Centrafrique : les entreprises forestières défient l’État sur les taxes d’abattage
Les acteurs du secteur forestier en Centrafrique adoptent des méthodes controversées et refusent désormais de s’acquitter des taxes légales d’abattage. Face à cette situation, le ministère de l’Économie forestière intervient pour rappeler l’ensemble des exploitants à l’ordre.
Des pratiques inspirées des groupes armés et un manque à gagner pour l’État
Plusieurs entreprises opérant dans la filière bois en Centrafrique semblent s’inspirer des méthodes brutales attribuées à des groupes armés. Parmi les agissements dénoncés : le refus systématique de payer les taxes d’exploitation forestière, pourtant obligatoires selon la législation en vigueur. Ce comportement met en péril les recettes publiques et fragilise davantage l’économie locale, déjà en difficulté.
Le ministère de l’Économie forestière passe à l’action
Le gouvernement centrafricain, par le biais de son ministère de l’Économie forestière, a décidé de sévir contre ces pratiques. Une communication officielle a été diffusée pour exiger le respect des obligations fiscales et rappeler que les sanctions légales s’appliquent en cas de non-paiement. Les exploitants concernés sont invités à régulariser leur situation dans les plus brefs délais.

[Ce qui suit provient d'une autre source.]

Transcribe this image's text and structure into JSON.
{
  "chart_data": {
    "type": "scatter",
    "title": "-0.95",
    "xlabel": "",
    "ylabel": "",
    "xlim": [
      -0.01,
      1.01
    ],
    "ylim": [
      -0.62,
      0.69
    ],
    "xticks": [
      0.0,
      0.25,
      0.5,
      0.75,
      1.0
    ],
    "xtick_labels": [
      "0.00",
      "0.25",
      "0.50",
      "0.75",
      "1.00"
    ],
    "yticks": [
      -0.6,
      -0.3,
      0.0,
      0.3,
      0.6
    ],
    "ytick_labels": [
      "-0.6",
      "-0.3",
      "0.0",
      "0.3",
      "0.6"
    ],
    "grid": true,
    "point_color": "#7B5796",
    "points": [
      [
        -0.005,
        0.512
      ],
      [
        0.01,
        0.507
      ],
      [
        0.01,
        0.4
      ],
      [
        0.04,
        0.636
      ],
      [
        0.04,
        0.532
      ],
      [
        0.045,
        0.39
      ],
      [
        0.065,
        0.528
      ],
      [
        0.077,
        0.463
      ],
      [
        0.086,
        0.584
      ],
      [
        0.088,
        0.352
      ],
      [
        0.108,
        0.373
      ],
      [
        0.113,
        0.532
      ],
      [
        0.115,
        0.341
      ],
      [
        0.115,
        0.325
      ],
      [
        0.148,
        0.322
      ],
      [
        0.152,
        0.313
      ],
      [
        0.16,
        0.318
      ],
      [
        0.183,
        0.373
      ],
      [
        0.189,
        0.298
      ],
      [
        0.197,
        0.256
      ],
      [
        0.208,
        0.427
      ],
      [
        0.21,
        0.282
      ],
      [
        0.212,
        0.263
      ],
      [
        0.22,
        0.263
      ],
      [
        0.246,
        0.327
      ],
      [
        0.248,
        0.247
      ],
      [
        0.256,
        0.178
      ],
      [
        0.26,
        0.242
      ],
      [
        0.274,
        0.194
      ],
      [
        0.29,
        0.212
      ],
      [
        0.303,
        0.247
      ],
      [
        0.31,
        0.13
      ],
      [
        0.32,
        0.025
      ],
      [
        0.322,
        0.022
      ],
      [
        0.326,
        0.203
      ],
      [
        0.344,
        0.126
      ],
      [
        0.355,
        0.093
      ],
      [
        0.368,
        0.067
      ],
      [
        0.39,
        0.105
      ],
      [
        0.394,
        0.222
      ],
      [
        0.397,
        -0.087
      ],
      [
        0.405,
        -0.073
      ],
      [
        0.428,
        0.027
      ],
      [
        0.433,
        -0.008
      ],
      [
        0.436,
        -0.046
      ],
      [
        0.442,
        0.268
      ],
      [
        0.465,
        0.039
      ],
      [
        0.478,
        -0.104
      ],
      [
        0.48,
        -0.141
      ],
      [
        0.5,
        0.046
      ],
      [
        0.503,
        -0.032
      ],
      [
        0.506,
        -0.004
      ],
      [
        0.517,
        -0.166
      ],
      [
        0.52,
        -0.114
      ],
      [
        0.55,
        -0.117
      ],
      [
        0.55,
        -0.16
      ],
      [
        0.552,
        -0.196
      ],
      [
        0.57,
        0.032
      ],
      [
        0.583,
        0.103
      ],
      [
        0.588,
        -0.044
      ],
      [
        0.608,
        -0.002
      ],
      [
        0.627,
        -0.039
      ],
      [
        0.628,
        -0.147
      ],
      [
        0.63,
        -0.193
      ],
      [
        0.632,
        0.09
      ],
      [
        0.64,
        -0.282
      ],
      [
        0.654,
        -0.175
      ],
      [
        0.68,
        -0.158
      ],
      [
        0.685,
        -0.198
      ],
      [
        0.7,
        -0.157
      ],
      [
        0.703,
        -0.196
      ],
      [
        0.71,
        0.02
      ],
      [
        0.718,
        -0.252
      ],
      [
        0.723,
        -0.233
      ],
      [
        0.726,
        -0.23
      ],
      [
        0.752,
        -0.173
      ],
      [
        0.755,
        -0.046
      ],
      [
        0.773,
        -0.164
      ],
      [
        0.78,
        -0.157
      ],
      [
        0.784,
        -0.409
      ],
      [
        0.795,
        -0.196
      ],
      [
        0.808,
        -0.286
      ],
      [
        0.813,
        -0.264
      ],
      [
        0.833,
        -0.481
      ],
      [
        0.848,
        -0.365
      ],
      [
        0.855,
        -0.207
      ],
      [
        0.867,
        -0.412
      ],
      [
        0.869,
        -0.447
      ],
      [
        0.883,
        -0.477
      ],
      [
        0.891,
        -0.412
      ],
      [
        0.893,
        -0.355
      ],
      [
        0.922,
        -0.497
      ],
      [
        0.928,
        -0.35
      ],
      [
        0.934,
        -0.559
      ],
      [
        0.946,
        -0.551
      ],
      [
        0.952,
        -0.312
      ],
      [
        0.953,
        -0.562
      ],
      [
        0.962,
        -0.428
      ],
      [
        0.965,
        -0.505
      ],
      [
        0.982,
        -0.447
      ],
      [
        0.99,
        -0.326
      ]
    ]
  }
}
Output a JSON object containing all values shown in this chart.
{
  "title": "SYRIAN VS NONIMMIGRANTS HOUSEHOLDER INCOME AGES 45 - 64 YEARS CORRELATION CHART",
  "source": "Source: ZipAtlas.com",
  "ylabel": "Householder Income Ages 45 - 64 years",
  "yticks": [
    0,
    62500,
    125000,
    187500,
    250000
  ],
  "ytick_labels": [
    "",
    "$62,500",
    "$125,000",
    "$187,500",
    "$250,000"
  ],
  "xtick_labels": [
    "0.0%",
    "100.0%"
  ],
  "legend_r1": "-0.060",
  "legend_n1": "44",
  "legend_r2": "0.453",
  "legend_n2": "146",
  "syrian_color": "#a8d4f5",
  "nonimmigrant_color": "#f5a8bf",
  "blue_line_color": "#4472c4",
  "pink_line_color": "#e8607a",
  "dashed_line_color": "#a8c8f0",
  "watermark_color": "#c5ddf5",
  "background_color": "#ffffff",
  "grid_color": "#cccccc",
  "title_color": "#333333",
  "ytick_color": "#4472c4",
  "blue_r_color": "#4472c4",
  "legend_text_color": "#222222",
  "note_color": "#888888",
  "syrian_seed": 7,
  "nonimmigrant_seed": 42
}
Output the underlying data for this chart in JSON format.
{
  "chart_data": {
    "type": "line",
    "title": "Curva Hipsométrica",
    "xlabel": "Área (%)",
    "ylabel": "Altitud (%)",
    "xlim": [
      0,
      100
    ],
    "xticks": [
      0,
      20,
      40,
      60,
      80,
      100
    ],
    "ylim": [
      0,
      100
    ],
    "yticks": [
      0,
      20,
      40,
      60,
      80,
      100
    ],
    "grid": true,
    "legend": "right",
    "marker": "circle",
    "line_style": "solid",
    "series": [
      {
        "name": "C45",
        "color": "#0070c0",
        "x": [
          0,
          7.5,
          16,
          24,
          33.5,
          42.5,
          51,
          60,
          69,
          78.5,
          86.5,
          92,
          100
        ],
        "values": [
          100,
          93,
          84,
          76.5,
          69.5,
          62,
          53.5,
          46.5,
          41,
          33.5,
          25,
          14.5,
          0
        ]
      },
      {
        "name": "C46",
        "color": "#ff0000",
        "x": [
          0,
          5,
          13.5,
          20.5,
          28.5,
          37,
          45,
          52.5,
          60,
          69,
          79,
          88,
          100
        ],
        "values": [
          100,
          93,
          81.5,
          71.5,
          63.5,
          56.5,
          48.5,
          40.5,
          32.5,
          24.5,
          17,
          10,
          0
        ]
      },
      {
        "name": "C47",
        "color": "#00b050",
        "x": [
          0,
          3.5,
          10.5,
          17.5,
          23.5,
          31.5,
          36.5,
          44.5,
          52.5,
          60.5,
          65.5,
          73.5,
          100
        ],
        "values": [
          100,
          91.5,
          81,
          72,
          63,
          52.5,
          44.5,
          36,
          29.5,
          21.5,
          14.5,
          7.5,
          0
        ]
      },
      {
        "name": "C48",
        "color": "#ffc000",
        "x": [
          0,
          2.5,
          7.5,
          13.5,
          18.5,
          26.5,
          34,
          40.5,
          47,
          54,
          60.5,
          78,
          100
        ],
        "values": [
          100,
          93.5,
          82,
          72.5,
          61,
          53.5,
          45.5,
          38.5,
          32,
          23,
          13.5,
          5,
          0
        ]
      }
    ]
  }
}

Des conséquences économiques et environnementales
Cette résistance aux taxes ne se limite pas à un simple manque à gagner pour l’État. Elle engendre également des répercussions sur la gestion durable des forêts. Les fonds non collectés pourraient freiner les projets de reboisement et de protection de l’environnement, déjà insuffisants dans le pays. Par ailleurs, cette situation risque d’encourager une exploitation illégale des ressources naturelles, au mépris des réglementations en vigueur.
Un appel à la responsabilité des acteurs économiques
Le ministère insiste sur la nécessité pour les entreprises forestières de respecter leurs engagements. « La contribution de chaque acteur au trésor public est essentielle pour financer les services publics et garantir un développement équilibré », a-t-il souligné. Les exploitants sont donc invités à coopérer pleinement avec les autorités pour éviter des mesures coercitives.
Que risque-t-on en cas de non-respect ?
Les entreprises qui persistent dans leur refus s’exposent à des pénalités financières, voire à la suspension de leurs licences d’exploitation. Le gouvernement rappelle que la lutte contre la fraude fiscale reste une priorité absolue pour préserver les intérêts de la nation.
La situation reste sous surveillance étroite. Les autorités appellent à une prise de conscience collective pour préserver les ressources forestières et assurer la stabilité économique du pays.